I was in my early 20s when I bade a tearful goodbye to my parents in Hyderabad and took the long train journey to Lucknow. Straight out of college, I did not have the wherewithal to walk into ‘my man’s heart through his stomach,’ particularly when I found my ‘man’ swearing by his mother’s cooking! My mother-in-law’s cooking prowess was known to twitch many a nose and tingle many a palate.
She could have patented her brand of Rasam. Being thrust into the role of her assistant, I was like one of those headless chickens running from grating board to grinding unit. At the end of any meal, I felt I had been wrung dry in the washing machine. To make matters worse, our home always had hungry souls traipsing in, as my mother-in-law was ever ready to feed anyone and everyone who came by.
Those were the days where it was not uncommon to hear the snarky, ‘Is this what your mother taught you?’ line. To avoid that, I would find out the menu planned for the following day, and then I would stealthily consult the grand old lady who had traveled with me, neatly packed in my suitcase.
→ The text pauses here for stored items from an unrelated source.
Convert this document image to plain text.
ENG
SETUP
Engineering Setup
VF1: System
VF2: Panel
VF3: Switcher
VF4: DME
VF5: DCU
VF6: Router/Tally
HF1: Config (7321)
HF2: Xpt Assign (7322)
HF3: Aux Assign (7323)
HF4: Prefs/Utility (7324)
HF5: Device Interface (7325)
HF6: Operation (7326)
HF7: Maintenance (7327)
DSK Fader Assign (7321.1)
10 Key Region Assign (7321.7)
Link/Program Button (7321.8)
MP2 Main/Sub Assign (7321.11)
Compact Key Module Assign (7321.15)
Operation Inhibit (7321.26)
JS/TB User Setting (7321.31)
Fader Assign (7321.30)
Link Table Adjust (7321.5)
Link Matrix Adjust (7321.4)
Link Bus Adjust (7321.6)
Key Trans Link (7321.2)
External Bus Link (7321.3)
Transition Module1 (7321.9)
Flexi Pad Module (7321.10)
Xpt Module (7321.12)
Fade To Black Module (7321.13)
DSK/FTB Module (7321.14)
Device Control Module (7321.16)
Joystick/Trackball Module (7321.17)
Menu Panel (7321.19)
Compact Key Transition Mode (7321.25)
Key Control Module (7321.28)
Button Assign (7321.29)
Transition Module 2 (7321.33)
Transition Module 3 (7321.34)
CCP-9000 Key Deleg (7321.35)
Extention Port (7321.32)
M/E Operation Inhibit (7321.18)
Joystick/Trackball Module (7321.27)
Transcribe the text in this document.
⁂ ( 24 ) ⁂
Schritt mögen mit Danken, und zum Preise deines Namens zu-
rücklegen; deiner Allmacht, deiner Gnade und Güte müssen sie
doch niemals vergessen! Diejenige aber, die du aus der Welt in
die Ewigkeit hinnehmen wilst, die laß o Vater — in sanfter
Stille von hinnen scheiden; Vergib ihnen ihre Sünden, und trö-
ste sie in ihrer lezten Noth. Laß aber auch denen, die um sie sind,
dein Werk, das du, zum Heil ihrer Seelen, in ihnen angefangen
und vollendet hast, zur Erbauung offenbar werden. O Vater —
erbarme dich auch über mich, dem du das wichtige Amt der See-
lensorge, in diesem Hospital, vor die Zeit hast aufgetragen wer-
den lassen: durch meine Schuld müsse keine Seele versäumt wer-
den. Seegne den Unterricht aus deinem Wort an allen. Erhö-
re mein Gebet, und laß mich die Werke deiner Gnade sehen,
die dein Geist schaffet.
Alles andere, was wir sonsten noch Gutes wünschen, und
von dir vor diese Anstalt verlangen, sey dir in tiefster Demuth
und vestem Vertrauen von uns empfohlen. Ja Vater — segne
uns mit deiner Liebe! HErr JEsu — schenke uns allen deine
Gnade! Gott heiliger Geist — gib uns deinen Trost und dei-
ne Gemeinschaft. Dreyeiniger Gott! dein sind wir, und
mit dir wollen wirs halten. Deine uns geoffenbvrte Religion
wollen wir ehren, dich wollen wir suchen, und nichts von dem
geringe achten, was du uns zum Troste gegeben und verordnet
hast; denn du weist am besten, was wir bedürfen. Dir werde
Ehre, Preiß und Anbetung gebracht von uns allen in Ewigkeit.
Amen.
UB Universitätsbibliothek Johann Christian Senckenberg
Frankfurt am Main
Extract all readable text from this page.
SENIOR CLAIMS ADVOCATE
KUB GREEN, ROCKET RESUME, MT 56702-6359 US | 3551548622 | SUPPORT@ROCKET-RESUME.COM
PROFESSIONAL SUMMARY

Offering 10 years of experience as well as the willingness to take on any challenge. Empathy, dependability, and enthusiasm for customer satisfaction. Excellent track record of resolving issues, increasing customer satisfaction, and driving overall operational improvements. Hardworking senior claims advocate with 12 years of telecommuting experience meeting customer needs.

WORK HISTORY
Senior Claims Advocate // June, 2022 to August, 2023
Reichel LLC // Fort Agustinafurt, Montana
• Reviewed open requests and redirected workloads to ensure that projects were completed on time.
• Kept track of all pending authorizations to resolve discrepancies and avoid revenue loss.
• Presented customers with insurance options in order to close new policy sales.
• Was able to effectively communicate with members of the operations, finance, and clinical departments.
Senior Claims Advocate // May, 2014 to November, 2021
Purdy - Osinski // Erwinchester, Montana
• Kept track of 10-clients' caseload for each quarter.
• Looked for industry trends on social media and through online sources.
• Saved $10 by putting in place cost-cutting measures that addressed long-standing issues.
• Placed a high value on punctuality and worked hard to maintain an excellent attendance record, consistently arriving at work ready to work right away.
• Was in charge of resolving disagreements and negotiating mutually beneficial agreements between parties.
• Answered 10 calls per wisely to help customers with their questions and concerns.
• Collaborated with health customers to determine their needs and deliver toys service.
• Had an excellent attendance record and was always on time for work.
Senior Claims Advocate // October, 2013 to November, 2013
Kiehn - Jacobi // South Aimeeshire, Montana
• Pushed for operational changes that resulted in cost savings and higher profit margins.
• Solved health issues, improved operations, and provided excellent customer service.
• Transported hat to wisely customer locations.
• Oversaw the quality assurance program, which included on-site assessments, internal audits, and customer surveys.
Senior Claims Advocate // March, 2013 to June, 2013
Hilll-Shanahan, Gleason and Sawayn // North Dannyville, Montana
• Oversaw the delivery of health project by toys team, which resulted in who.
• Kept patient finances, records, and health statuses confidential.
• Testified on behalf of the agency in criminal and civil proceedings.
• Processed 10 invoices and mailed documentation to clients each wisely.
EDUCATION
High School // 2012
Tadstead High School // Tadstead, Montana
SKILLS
Meenakshi Ammal spoke to me, as she has to countless others across generations, from the pages of that most unimaginatively titled book, Samaithu Paar or Cook and See. She helped me stay one step ahead of my mother-in-law. I had the coconut grated and ready before the coriander seeds and Bengal gram Dal could be roasted to the reddish hue for the famous Arachuvitta Sambar. Soon, I was gratified to hear my mother-in-law proudly announce that she and I made a great team.